Il y a quelques semaines, j’ai dû expliquer à quelqu’un le concept d’assiettes parlantes, ces assiettes populaires dont le fond est orné d’une scène pleine de détails, généralement assortie d’un dicton, d’un bon mot ou d’une devinette. Le but de ces assiettes était de donner matière à discussion aux convives entre deux services, et de permettre à l’hôte de s’éclipser en cuisine sans craindre que la conversation ne tarisse à table. Ces assiettes sont aujourd’hui passées de mode, mais la préoccupation – de quoi va-t-on parler – demeure (l’occasion de rappeler au passage que la pire façon d’amorcer une conversation avec des inconnus est toujours « qu’est ce que vous faites dans la vie? »)
Mais je ne suis pas là pour vous parler d’assiettes, mais de mon veston bleu. Le fait que je donne des noms à mes vêtements et que j’aie souvent une histoire à raconter à leur sujet peut prêter à sourire. Mais c’est une excellente façon de briser la glace en société : « Cette veste? Oh merci, mais je ne connais pas la marque non, c’est juste la veste à Christian. »
Elle provient du démontage de l’expo Personnes de Christian Boltanski en 2010. Après avoir été exposées au Grand Palais de Paris et à New-York, les immenses montagnes de vêtements évoquant la Shoah avaient atterri à Milan au Hangar Bicocca. Le dernier jour de l’exposition, les visiteurs étaient invités à s’emparer à bras le corps du thème de la mémoire et de l’identité en escaladant les montagnes de vêtements et en repartant avec les vêtements de leur choix.
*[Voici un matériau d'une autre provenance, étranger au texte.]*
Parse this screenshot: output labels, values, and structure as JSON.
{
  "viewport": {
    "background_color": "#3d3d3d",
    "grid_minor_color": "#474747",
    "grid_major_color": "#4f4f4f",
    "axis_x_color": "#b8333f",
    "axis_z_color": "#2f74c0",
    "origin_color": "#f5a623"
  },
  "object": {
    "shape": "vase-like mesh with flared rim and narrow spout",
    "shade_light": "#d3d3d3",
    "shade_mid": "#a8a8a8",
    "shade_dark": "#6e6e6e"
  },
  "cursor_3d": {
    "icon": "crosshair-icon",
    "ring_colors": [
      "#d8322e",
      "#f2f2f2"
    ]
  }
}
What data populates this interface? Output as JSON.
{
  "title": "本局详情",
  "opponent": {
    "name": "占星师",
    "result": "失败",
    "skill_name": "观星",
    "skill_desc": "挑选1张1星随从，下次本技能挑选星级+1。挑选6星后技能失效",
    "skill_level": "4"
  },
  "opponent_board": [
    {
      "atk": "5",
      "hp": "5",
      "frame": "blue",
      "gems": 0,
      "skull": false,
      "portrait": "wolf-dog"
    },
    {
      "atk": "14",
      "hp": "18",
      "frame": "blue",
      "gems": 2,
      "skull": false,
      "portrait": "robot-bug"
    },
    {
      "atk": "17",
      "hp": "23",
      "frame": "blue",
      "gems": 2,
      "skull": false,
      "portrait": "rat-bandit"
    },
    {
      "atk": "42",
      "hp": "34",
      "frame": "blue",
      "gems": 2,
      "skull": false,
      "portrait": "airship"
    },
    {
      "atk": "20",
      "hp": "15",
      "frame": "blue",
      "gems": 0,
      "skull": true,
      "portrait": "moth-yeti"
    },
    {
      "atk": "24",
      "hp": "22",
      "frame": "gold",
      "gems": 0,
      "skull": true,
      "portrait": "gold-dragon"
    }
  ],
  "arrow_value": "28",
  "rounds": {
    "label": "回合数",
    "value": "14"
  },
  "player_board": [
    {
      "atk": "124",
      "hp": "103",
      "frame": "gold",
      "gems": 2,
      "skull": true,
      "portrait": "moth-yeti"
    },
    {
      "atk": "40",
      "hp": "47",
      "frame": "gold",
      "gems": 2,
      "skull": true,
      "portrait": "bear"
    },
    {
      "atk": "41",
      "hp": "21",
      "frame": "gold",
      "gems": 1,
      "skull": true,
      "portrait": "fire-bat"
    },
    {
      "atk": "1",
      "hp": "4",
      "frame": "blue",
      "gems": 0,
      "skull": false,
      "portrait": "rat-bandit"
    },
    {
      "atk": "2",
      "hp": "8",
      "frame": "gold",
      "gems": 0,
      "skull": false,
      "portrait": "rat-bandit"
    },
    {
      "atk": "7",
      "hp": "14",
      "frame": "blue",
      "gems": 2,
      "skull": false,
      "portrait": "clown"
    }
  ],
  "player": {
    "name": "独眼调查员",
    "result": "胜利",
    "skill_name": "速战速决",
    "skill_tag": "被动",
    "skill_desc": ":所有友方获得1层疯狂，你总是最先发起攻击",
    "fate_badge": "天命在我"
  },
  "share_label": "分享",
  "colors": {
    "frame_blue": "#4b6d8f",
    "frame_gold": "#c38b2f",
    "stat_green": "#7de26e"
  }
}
Une expérience étrange où se mêlaient sensation de pillage et réappropriation libératrice.
J’en ai gardé cette veste bleue, devenue par la force des choses « la veste à Christian », qui m’amène à raconter régulièrement cette anecdote et ravive à chaque fois dans mon esprit l’impression saisissante de ce moment qui, mine de rien, remonte aujourd’hui à plus de 12 ans! L’occasion de parler de la force d’évocation des objets et, selon le degré de profondeur que vous souhaitez donner à la discussion, de la solidité des boutonnières d’antan, de culpabilité collective ou de ce qui reste quand les gens ne sont plus là. Une veste parlante quoi!